There are provisions in the HELP bill and the House bill that support public health programs to combat chronic diseases, many of which are exacerbated by obesity.
Peter 1,
Just for fun, construct a spreadsheet of costs for two different people; one a non-obese, non-smoker and the other either obese or a smoker.
Assume that the obese or smoker lives to age 70 or 75. Assume that the non-obese, non-smoker lives 7 years longer. Add $2,700 per year to the cost of the obese or smoker from age 40 to death. Then add the cost of Social Security, Medicare and several years of long term care to the non-obese, non- smoker for 7 years. See what you come up with.
Another uniformed “solution” that will have no effect because it targets the wrong end of the problem. Why is the Mason Dixon Line now called the “Obesity Line”?
Fix our broken food culture and fix obesity. I still don’t buy the, “they’re cheaper because they die sooner theory.
Another esteemed expert gets it wrong.
Just like smokers, the obese cost more to take care of in any given year – BUT – cost less over their life time.
Why?

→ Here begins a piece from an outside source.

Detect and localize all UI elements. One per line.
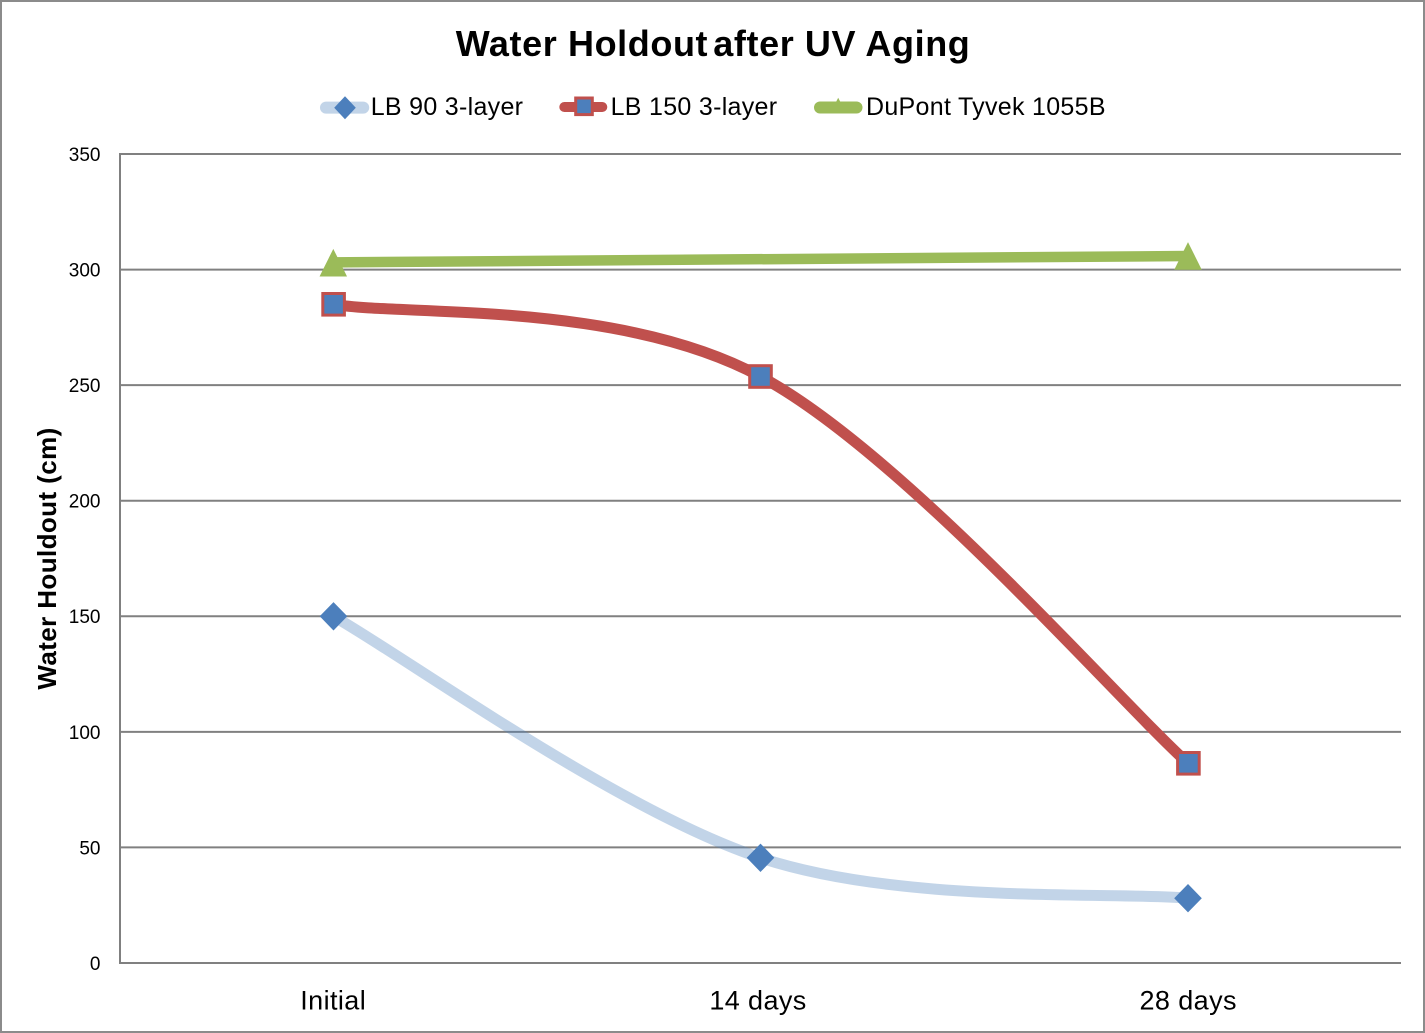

Shorter lives.
I agree we should try to fight obesity. Just don’t expect it to cost less in the long run.
Flame suit on!
It’s disappointing to only see health care interventions suggested when it comes to obesity. Pills, surgery, doctor visits, all these things can help but if you live in a bad neighborhood with no safe place to exercise, and only convenience stores and fast food within walking distance or the only affordable option in the community, it’s hard to combat weight gain from a doctor’s office.